Aristotle and Dante meet at the local pool where Dante offers to teach Ari how to swim. “All that summer, we swam and read comics and read books and argued about them.” It’s the beginning of beautiful friendship, something that Ari seems to desperately need.
Feeling sorry for myself was an art. I think a part of me liked doing that. Maybe it had something to do with my birth order. You know, I think that was part of it. I didn’t like the fact that I was a pseudo only child. I didn’t know how else to think of myself. I was an only child without actually being one. That sucked.
Ari has older twin sisters and an older brother who is in prison. He was born after his father returned from serving in Vietnam.
Sometimes I think my father has all these scars. On his heart. In his head. All over. It’s not such an easy thing to be the son of a man who’s been to war.

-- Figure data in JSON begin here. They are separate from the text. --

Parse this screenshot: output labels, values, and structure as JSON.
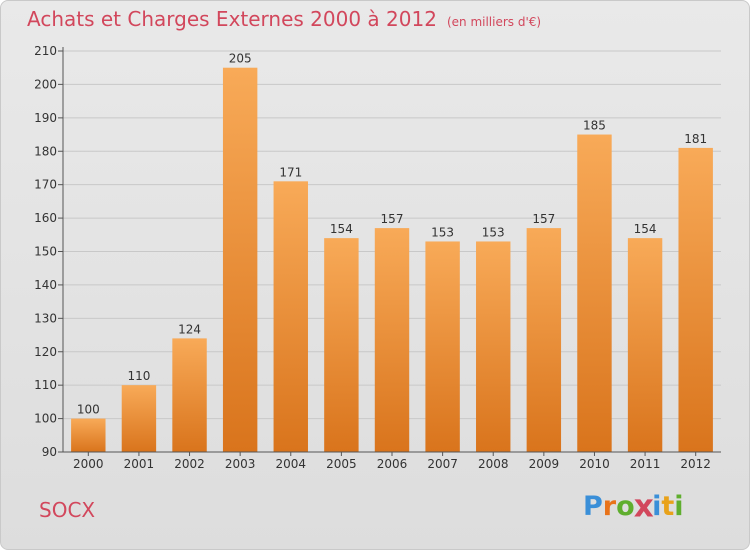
{
  "title": "Achats et Charges Externes 2000 à 2012",
  "subtitle": "(en milliers d'€)",
  "city": "SOCX",
  "logo": {
    "text": "Proxiti",
    "letters": [
      "P",
      "r",
      "o",
      "x",
      "i",
      "t",
      "i"
    ],
    "colors": [
      "#3a8fd8",
      "#e8731a",
      "#5fae2e",
      "#d2475c",
      "#3a8fd8",
      "#e8a21a",
      "#5fae2e"
    ]
  },
  "colors": {
    "title": "#d2475c",
    "bar_top": "#f8aa58",
    "bar_bottom": "#d9741c",
    "grid": "#c8c8c8"
  },
  "chart_data": {
    "type": "bar",
    "categories": [
      "2000",
      "2001",
      "2002",
      "2003",
      "2004",
      "2005",
      "2006",
      "2007",
      "2008",
      "2009",
      "2010",
      "2011",
      "2012"
    ],
    "values": [
      100,
      110,
      124,
      205,
      171,
      154,
      157,
      153,
      153,
      157,
      185,
      154,
      181
    ],
    "title": "Achats et Charges Externes 2000 à 2012",
    "xlabel": "",
    "ylabel": "",
    "ylim": [
      90,
      210
    ],
    "yticks": [
      90,
      100,
      110,
      120,
      130,
      140,
      150,
      160,
      170,
      180,
      190,
      200,
      210
    ],
    "grid": true
  }
}
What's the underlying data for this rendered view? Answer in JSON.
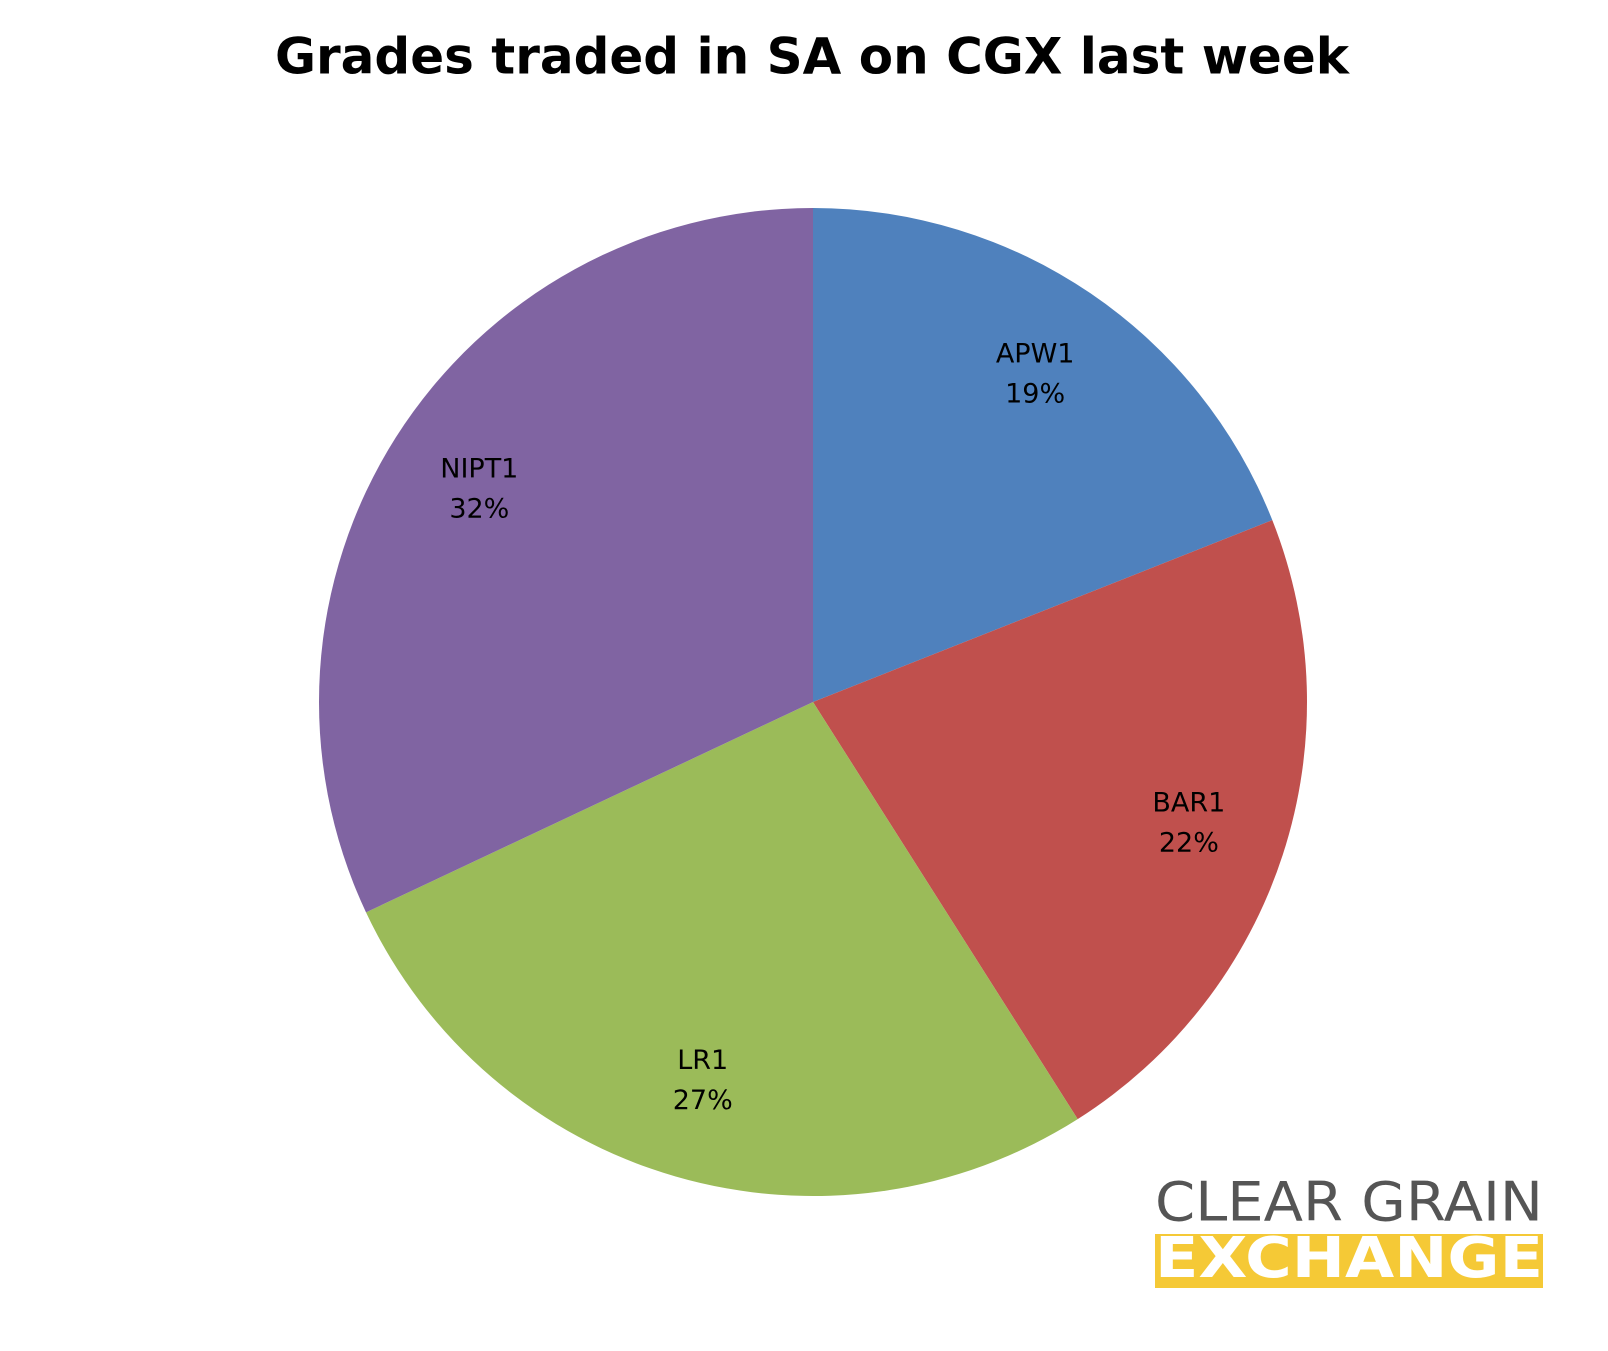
{
  "chart_data": {
    "type": "pie",
    "title": "Grades traded in SA on CGX last week",
    "categories": [
      "APW1",
      "BAR1",
      "LR1",
      "NIPT1"
    ],
    "values": [
      19,
      22,
      27,
      32
    ],
    "value_labels": [
      "19%",
      "22%",
      "27%",
      "32%"
    ],
    "colors": [
      "#4f81bd",
      "#c0504d",
      "#9bbb59",
      "#8064a2"
    ]
  },
  "logo": {
    "line1": "CLEAR GRAIN",
    "line2": "EXCHANGE"
  }
}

Aristotle and Dante Discover the Secrets of the Universe is a coming of age story. It’s a story about fathers and sons and mothers and sons. It’s about sacrifice and loyalty. It’s a story about friendship.
I wanted to tell them that I’d never had a friend, not ever, not a real one. Until Dante. I wanted to tell them that I never knew that people like Dante existed in the world, people who looked at the stars, and knew the mysteries of water, and knew enough to know that birds belonged to the heavens and weren’t meant to be shot down from their graceful flights by mean and stupid boys. I wanted to tell them that he had changed my life and that I would never be the same, not ever. And that somehow it felt like it was Dante who had saved my life and not the other way around. I wanted to tell them that he was the first human being aside from my mother who had ever made me want to talk about the things that scared me. I wanted to tell them so many things and yet I didn’t have the words. So I just stupidly repeated myself. “Dante’s my friend.
It’s a love story.
I was the age of these characters somewhere around 1976. I didn’t know anyone who was gay. Okay, looking back – of course I did, but we didn’t talk about it. It wasn’t acknowledged. As far as I know, they weren’t out. I am profoundly grateful as a teacher and a parent, just as a human being, that books like this exist. Alire Sáenz has written a story about boys who are smart and fragile and flawed. I admit it – I got teary a few times reading this book.
What are the secrets of the universe? As Ari discovers “we all fight our own private wars.”
This is a beautiful book and I highly recommend it.